YIBADA

Restaging of ‘Nixon in China’ Opera is Timely As World Observes 45 Years of Nixon-Mao Meeting

| Mar 06, 2017 08:49 PM EST

Mao And Nixon

The L.A. Philharmonics ended its all season celebration of the 70th birthday of composer John Adams by performing on March 3 and 5 the most famous opera of Adams – “Nixon in China.”

Because of the Watergate scandal, former President Richard Nixon was often portrayed as a cartoon villain, SCPR noted. However, his surprise summit in China in 1972 with Chairman Mao Zedong broke 20 years of cold war between Beijing and Washington and impressed his critics. The world celebrates this week 45 years of that historic meeting.

Historical Frame

On Friday, Adams led again the L.A. Philharmonics at the Walt Disney Concert Hall by dropping “Nixon in China” directly into its historical frame, effectively erasing labels such as satirical opera, heroic opera and surreal opera given to his work. It was made possible by the use of actual footage of Nixon’s visit to China used as scenery for the opera, LA Times reported.

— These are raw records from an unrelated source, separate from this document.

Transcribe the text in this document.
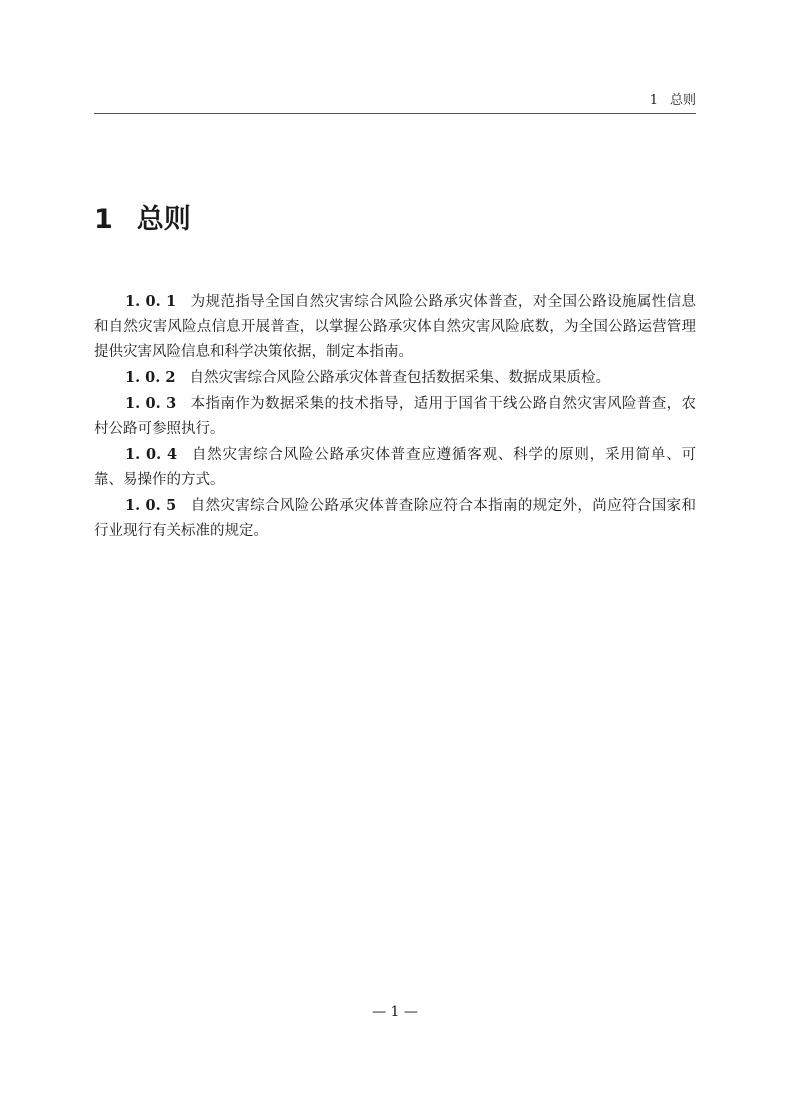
1 总则
1 总则

1. 0. 1 为规范指导全国自然灾害综合风险公路承灾体普查，对全国公路设施属性信息和自然灾害风险点信息开展普查，以掌握公路承灾体自然灾害风险底数，为全国公路运营管理提供灾害风险信息和科学决策依据，制定本指南。

1. 0. 2 自然灾害综合风险公路承灾体普查包括数据采集、数据成果质检。

1. 0. 3 本指南作为数据采集的技术指导，适用于国省干线公路自然灾害风险普查，农村公路可参照执行。

1. 0. 4 自然灾害综合风险公路承灾体普查应遵循客观、科学的原则，采用简单、可靠、易操作的方式。

1. 0. 5 自然灾害综合风险公路承灾体普查除应符合本指南的规定外，尚应符合国家和行业现行有关标准的规定。

— 1 —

Elkahanah Pulitzer, stage director, used 22 transferred reels of super 8mm home movies taken by Nixon’s staff which they found in archives. The stage featured a vintage TV screen, 1960s era, and the films were shown as backdrop. But beyond the footage, LA Times says the most astonishing thing about “Nixon in China” was the integration of the music of Adams, libretto of Alice Goodman and the live cast.

Skeptical on Nixon as Object of Opera

The performance, such as the soliloquies of soprano Joel Harvey, was given more punch as the footage of Pat Nixon’s tour, seen in Act I, showed appropriate images when the libretto mentioned a pig farm, elephant and Chinese schoolchildren. It was good that the singers were placed on a semicircular platform at the back of the orchestra or behind the scrim to give the audience enough distance to see Pat Nixon’s image on the screen.

Adams recalled that Peter Sellers, the stage director, broached to him the idea of the meeting between Nixon and Mao in 1983. He admitted being skeptical because the president was still the object of late night TV jokes. But the more he thought about the idea, the more Adams realized that Nixon was a perfect choice for an opera since the characters were very colorful and the story was about the collision of capitalism versus Communism “which was the great agonistic struggle of the 20th century,” Adams said.